Gesetzesentwurf

Straßenausbau: Land hält an Anlieger-Beiträgen fest

In vielen Städten regt sich seit Monaten Widerstand gegen die Anliegerkosten bei Straßensanierungsmaßnahmen. NRW will das System zwar mit einem am Mittwoch vorgestellten Gesetzentwurf reformieren, aber nicht abschaffen.

In vielen Städten regt sich seit Monaten Widerstand gegen die Anliegerkosten bei Straßensanierungsmaßnahmen. NRW will das System zwar mit einem am Mittwoch vorgestellten Gesetzentwurf reformieren, aber nicht abschaffen.

Foto: Julian Stratenschulte / dpa

Düsseldorf.  Der lange erwartete Gesetzentwurf zu den Straßenausbaubeiträgen ist da. NRW will weniger Härtefälle, hält aber am umstrittenen System fest.

Mehr Transparenz, bessere Abmilderung von Härtefällen und erstmals Landesgeld zur Entlastung der betroffenen Bürger: Mit diesem Dreiklang will die schwarz-gelbe Landesregierung die anhaltende Protestwelle gegen die Straßenausbaubeiträge in NRW brechen. Am Mittwoch hat Bauministerin Ina Scharrenbach (CDU) den bereits seit Monaten erwarteten Reformentwurf zur Änderung des Kommunalabgabengesetzes vorgelegt.

In NRW müssen seit 1969 von den Städten bestimmte Straßenausbaukosten auf Anlieger umgelegt werden. Dahinter steckt der Gedanke, dass der Grundstückseigentümer angeblich wirtschaftliche Vorteile gegenüber der Allgemeinheit der Steuerzahler hat. Da es keine Höchstgrenzen gibt, kam es vereinzelt zu Rechnungen im fünfstelligen Bereich. Einer Volksinitiative des Steuerzahler-Bundes zur Abschaffung der Straßenausbaubeiträge haben sich mehr als 460.000 Bürger angeschlossen. In Berlin, Hamburg und Bayern wurde die Beiträge bereits abgeschafft, das große Flächenland Baden-Württemberg hat nie welche erhoben.
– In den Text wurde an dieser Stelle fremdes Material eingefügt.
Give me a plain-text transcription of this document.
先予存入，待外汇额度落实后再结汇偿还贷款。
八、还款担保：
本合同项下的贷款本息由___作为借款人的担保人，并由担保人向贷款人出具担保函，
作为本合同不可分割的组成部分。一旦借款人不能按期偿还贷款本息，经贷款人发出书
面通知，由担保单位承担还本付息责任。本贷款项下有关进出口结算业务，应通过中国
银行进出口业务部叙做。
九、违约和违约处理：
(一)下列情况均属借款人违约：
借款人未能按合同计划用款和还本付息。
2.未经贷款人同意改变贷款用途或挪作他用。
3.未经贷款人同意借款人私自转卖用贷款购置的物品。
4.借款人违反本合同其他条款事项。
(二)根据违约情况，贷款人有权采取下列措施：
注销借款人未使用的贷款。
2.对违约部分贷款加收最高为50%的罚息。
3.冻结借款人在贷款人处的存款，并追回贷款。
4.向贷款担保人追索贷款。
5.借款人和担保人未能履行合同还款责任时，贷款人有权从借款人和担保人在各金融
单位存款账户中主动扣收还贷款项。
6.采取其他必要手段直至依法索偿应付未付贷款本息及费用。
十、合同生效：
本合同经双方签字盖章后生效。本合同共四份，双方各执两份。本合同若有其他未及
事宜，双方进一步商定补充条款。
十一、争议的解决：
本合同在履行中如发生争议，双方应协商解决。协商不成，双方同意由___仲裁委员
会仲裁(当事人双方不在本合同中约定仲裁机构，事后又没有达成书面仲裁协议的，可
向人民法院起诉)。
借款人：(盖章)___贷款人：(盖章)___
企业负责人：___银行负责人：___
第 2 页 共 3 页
NRW will das System nicht komplett abschaffen

CDU und FDP in NRW wollen dennoch im Grundsatz daran festhalten. „Das System ist vom Grund her richtig“, betonte Scharrenbach am Mittwoch. Künftig müssten Kommunen jedoch ein Straßen- und Wegekonzept aufstellen, das frühzeitig über mögliche Ausbaumaßnahmen und -kosten informiere. Zudem sollen verbindliche Anliegerversammlungen stattfinden, um Bürgern die rechtlichen und technischen Gegebenheiten zu erläutern.

Zudem können die Kommunen künftig in ihren Satzungen Ermäßigungen für besonders tiefe Grundstücke und Eckgrundstücke verankern. „Das soll ins Ermessen der Städte und Gemeinden gestellt werden“, sagte Scharrenbach. Eingeführt wird ebenso ein voraussetzungsloser Anspruch auf Ratenzahlung über bis zu 20 Jahre, um die Anliegerkosten abzustottern. Der Zinssatz werde dabei abgesenkt von derzeit sechs Prozent auf den aktuellen Basiszinssatz plus maximal zwei Prozentpunkte. Bei erheblichen sozialen Härten können die Beiträge gestundet werden.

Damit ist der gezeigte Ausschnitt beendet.